Luke Chapter 23 verse 43.
Though born a prince of Lombardy, Aloysius Gonzaga chose to respond to a vocation to the religious life and consequently transferred all of his wealth and titles to his brother. He joined the Society of Jesus and immediately began to serve the victims of the plague. His ministry was short-lived as he himself contracted the dread disease and died. He was only twenty-three.
A tragic story? To some, yes. We have a tendency to look upon any premature death as being particularly tragic. Many have a hard time making sense of the death of anyone short of the very elderly and the criminal. This mind set is not Christian in origin. It is, rather, characteristic of a culture, which puts all of its hope in its own resources. But listen to what St. Aloysius said to his mother when he wrote to her shortly before his death in the year 1591.
"Take care above all things, most honoured lady, not to insult God's boundless loving kindness; you would certainly do this if you mourned as dead one living face to face with God."
Every Sunday, we repeat the words of our Creed in which we profess our belief in "life everlasting", and yet, when someone is born to eternal life, we quite understandably speak of them as being dead and we mourn, often with painful, soul-tearing intensity.
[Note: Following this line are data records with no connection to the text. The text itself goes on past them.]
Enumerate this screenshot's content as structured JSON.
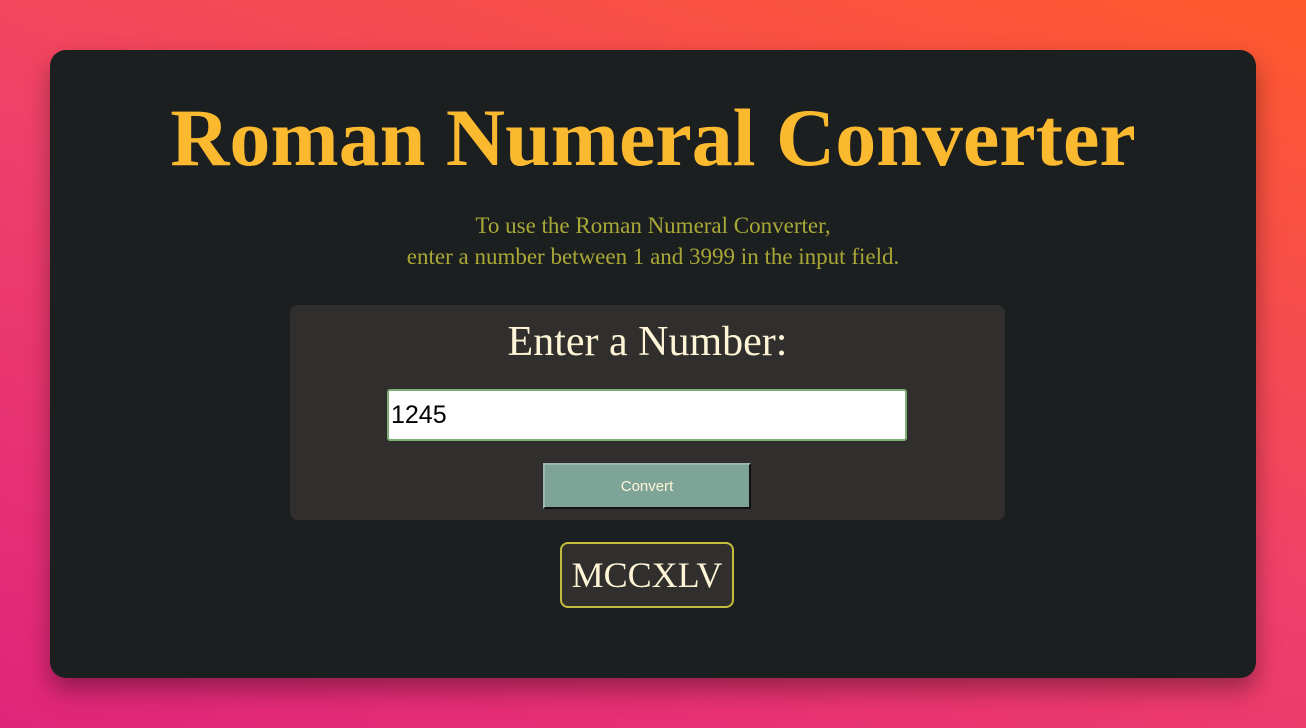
{
  "header": {
    "title": "Roman Numeral Converter",
    "instructions_line1": "To use the Roman Numeral Converter,",
    "instructions_line2": "enter a number between 1 and 3999 in the input field."
  },
  "form": {
    "label": "Enter a Number:",
    "input_value": "1245",
    "convert_label": "Convert"
  },
  "result": {
    "output": "MCCXLV"
  },
  "colors": {
    "title": "#fbb930",
    "instructions": "#a9a836",
    "card_bg": "#1c1f20",
    "form_bg": "#302f2d",
    "button_bg": "#7ea497",
    "output_border": "#c4bd3c"
  }
}
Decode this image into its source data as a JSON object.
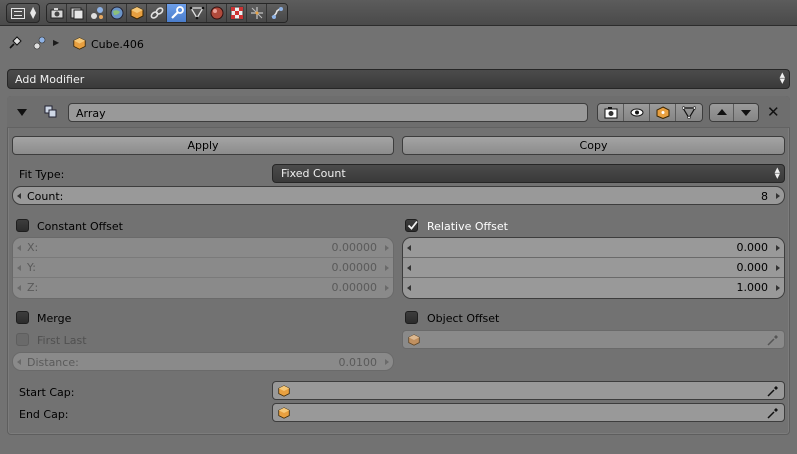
{
  "breadcrumb": {
    "object_name": "Cube.406"
  },
  "add_modifier": {
    "label": "Add Modifier"
  },
  "modifier": {
    "name": "Array",
    "apply_label": "Apply",
    "copy_label": "Copy",
    "fit_type_label": "Fit Type:",
    "fit_type_value": "Fixed Count",
    "count_label": "Count:",
    "count_value": "8",
    "constant_offset": {
      "label": "Constant Offset",
      "checked": false,
      "x_label": "X:",
      "x_value": "0.00000",
      "y_label": "Y:",
      "y_value": "0.00000",
      "z_label": "Z:",
      "z_value": "0.00000"
    },
    "relative_offset": {
      "label": "Relative Offset",
      "checked": true,
      "x_value": "0.000",
      "y_value": "0.000",
      "z_value": "1.000"
    },
    "merge": {
      "label": "Merge",
      "checked": false
    },
    "first_last": {
      "label": "First Last",
      "checked": false
    },
    "distance": {
      "label": "Distance:",
      "value": "0.0100"
    },
    "object_offset": {
      "label": "Object Offset",
      "checked": false
    },
    "start_cap_label": "Start Cap:",
    "end_cap_label": "End Cap:"
  },
  "colors": {
    "active_tab": "#5a8ad8",
    "panel_bg": "#727272",
    "dark_field": "#424242",
    "light_field": "#999999"
  },
  "icons": {
    "tabs": [
      "render-icon",
      "render-layers-icon",
      "scene-icon",
      "world-icon",
      "object-icon",
      "constraints-icon",
      "modifiers-wrench-icon",
      "data-mesh-icon",
      "material-icon",
      "texture-icon",
      "particles-icon",
      "physics-icon"
    ]
  }
}
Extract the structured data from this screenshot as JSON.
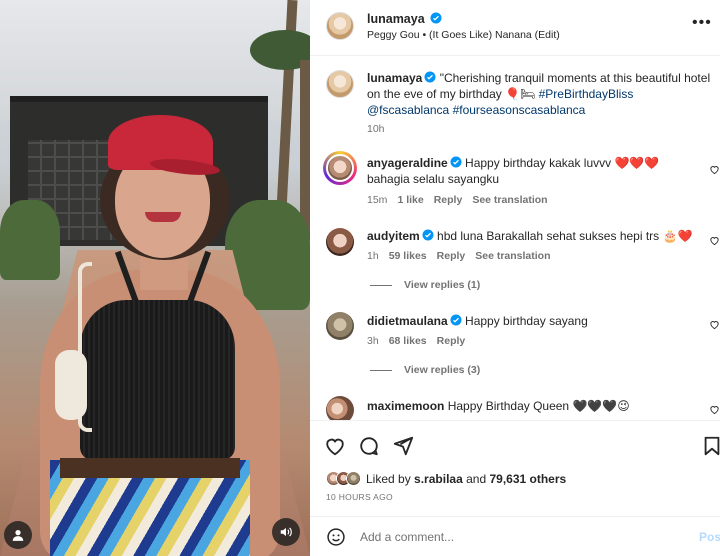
{
  "header": {
    "username": "lunamaya",
    "audio": "Peggy Gou • (It Goes Like) Nanana (Edit)",
    "more": "•••"
  },
  "caption": {
    "username": "lunamaya",
    "text": "\"Cherishing tranquil moments at this beautiful hotel on the eve of my birthday 🎈🛏",
    "hashtag1": "#PreBirthdayBliss",
    "mention": "@fscasablanca",
    "hashtag2": "#fourseasonscasablanca",
    "time": "10h"
  },
  "comments": [
    {
      "username": "anyageraldine",
      "text": "Happy birthday kakak luvvv ❤️❤️❤️ bahagia selalu sayangku",
      "time": "15m",
      "likes": "1 like",
      "reply": "Reply",
      "translate": "See translation"
    },
    {
      "username": "audyitem",
      "text": "hbd luna Barakallah sehat sukses hepi trs 🎂❤️",
      "time": "1h",
      "likes": "59 likes",
      "reply": "Reply",
      "translate": "See translation",
      "view_replies": "View replies (1)"
    },
    {
      "username": "didietmaulana",
      "text": "Happy birthday sayang",
      "time": "3h",
      "likes": "68 likes",
      "reply": "Reply",
      "view_replies": "View replies (3)"
    },
    {
      "username": "maximemoon",
      "text": "Happy Birthday Queen 🖤🖤🖤😉"
    }
  ],
  "likes": {
    "prefix": "Liked by",
    "user": "s.rabilaa",
    "and": "and",
    "count": "79,631 others"
  },
  "post_date": "10 HOURS AGO",
  "add_comment": {
    "placeholder": "Add a comment...",
    "post_label": "Post"
  },
  "colors": {
    "verified": "#0095f6",
    "link": "#00376b",
    "secondary_text": "#737373",
    "heart_red": "#ed4956"
  },
  "icons": {
    "like": "heart-outline-icon",
    "comment": "speech-bubble-icon",
    "share": "paper-plane-icon",
    "save": "bookmark-icon",
    "emoji": "smiley-icon",
    "user_tags": "person-icon",
    "sound": "speaker-icon"
  }
}
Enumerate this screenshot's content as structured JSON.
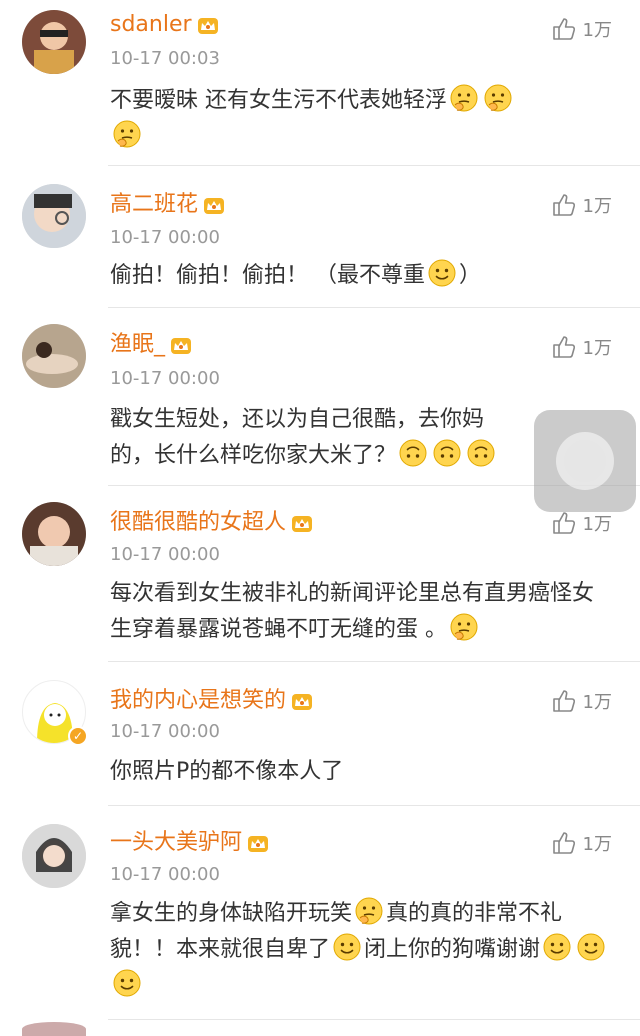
{
  "like_count": "1万",
  "comments": [
    {
      "name": "sdanler",
      "time": "10-17 00:03",
      "text": "不要暧昧  还有女生污不代表她轻浮",
      "trailing_emojis": [
        "thinking",
        "thinking",
        "thinking"
      ]
    },
    {
      "name": "高二班花",
      "time": "10-17 00:00",
      "text": "偷拍！偷拍！偷拍！ （最不尊重",
      "trailing_emojis": [
        "smile"
      ],
      "text_after": "）"
    },
    {
      "name": "渔眠_",
      "time": "10-17 00:00",
      "text": "戳女生短处，还以为自己很酷，去你妈的，长什么样吃你家大米了？",
      "trailing_emojis": [
        "upside",
        "upside",
        "upside"
      ]
    },
    {
      "name": "很酷很酷的女超人",
      "time": "10-17 00:00",
      "text": "每次看到女生被非礼的新闻评论里总有直男癌怪女生穿着暴露说苍蝇不叮无缝的蛋  。",
      "trailing_emojis": [
        "thinking"
      ]
    },
    {
      "name": "我的内心是想笑的",
      "time": "10-17 00:00",
      "text": "你照片P的都不像本人了",
      "trailing_emojis": []
    },
    {
      "name": "一头大美驴阿",
      "time": "10-17 00:00",
      "text": "拿女生的身体缺陷开玩笑",
      "text_mid": "真的真的非常不礼貌！！本来就很自卑了",
      "text_mid2": "闭上你的狗嘴谢谢",
      "trailing_emojis": [
        "smile",
        "smile",
        "smile"
      ]
    }
  ],
  "colors": {
    "name": "#e8751a",
    "time": "#999999",
    "text": "#333333"
  },
  "icons": [
    "thumb-up-icon",
    "crown-badge-icon",
    "verified-badge-icon"
  ]
}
Perhaps the root of the contradiction lies with the word "death." "Death", which always seems to be opposed to "life". After all, a dead fish is not a living fish, a dead flower is not a living plant, a dead battery is not a live battery.
But a human being - united to, and redeemed by, Jesus Christ who rose from the dead - is his or her death the same as that of a fish, a mouse or a blade of grass? Jesus tells us that the answer to that question is an emphatic no!
"This day you will be with me in paradise" . . . He said to the man next to him on Calvary. "With me in paradise" . . . But in what state: Dead? Unaware? Deactivated? What would be so special, so encouraging in such a promise? No, there can be but one context within which this promise was, and continues to be, made. "With me in paradise," as a knowing, loving person whose thirst for truth and whose capacity to love and be loved will be at last totally satisfied.
And so, in the words of the young, dying St. Aloysius: "Do not mourn as dead one living face to face with God."